5 Rauchen

No smoking oder Sind Raucher zu Recht die neuen Underdogs?

Geht ein Mann in die Trafik und kauft sich eine Packung Zigaretten. Nach einem kurzen Blick auf den Warnungshinweis „Rauchen macht impotent“ wendet er sich an die Trafikantin und sagt: „Gehen S’, geben Sie mir doch lieber das mit der Erhöhung des Herzinfarktrisikos.“

Nicht nur in den USA (siehe Kasten), auch in Europa werden Raucher zusehends ins Abseits gedrängt. Mit Warnhinweisen, abschreckenden Fotografien, Werbe- und Rauchverboten wird Nikotinfreunden ihr Laster nachhaltig vergällt. In San Francisco ist mittlerweile sogar das Rauchen in Parks verboten. Rauchen wurde von der Weltgesundheitsorganisation WHO zur Causa prima erhoben und als größter Risikofaktor für Leib und Leben neben unkontrollierter Fettzufuhr anerkannt. „Raucher sterben früher“ – der lakonische Hinweis auf der Zigarettenpackung hat durchaus seine Berechtigung.
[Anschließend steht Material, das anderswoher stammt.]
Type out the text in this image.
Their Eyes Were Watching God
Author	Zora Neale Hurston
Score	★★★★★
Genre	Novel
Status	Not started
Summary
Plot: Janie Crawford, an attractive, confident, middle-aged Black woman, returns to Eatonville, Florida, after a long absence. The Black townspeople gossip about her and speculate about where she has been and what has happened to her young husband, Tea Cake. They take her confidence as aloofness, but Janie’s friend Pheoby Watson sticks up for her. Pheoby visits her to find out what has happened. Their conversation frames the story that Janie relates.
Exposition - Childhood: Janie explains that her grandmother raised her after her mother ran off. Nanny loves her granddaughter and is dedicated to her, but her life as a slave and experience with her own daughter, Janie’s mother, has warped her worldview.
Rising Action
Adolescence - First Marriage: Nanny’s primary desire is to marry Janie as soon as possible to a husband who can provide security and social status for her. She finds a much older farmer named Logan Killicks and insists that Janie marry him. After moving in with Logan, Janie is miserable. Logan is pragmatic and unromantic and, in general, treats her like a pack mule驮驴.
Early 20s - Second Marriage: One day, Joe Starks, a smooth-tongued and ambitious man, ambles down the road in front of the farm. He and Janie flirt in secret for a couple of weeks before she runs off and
In Österreich, wo dank massiver Anti-Raucher-Kampagnen mittlerweile weniger als ein Drittel der Bevölkerung zum Glimmstängel greift, sterben jährlich zwischen 12.000 und 14.000 Menschen an tabakinduzierten Krankheiten. Das allein kann jedoch nicht der Grund dafür sein, Raucher derart zu stigmatisieren, wie es nicht nur in den USA zunehmend aggressiv der Fall ist, sie auch moralisch zu verurteilen, als Menschen, die sich selbst nicht im Griff hätten und außerdem ihre Umwelt rücksichtslos gefährden („Rauchen fügt Ihnen und den Menschen in Ihrer Umgebung erheblichen Schaden zu“). Der Soziologe Frank Furedi geht davon aus, dass in diesem Kulturkampf auch andere Interessen mitschwingen als nur die Sorge des Staates um die Gesundheit seiner Bürger; in Wahrheit rücke die Klassenfrage immer mehr ins Zentrum. Da, rein statistisch, Menschen mit niedrigerem Einkommen eher zum Rauchen tendieren, werden diese über den Umweg der Anti-Raucher-Kampagnen schnell zu Sündenböcken gestempelt, etwa für die Krise im Sozialversicherungssystem und dadurch verursachte Budgetlöcher.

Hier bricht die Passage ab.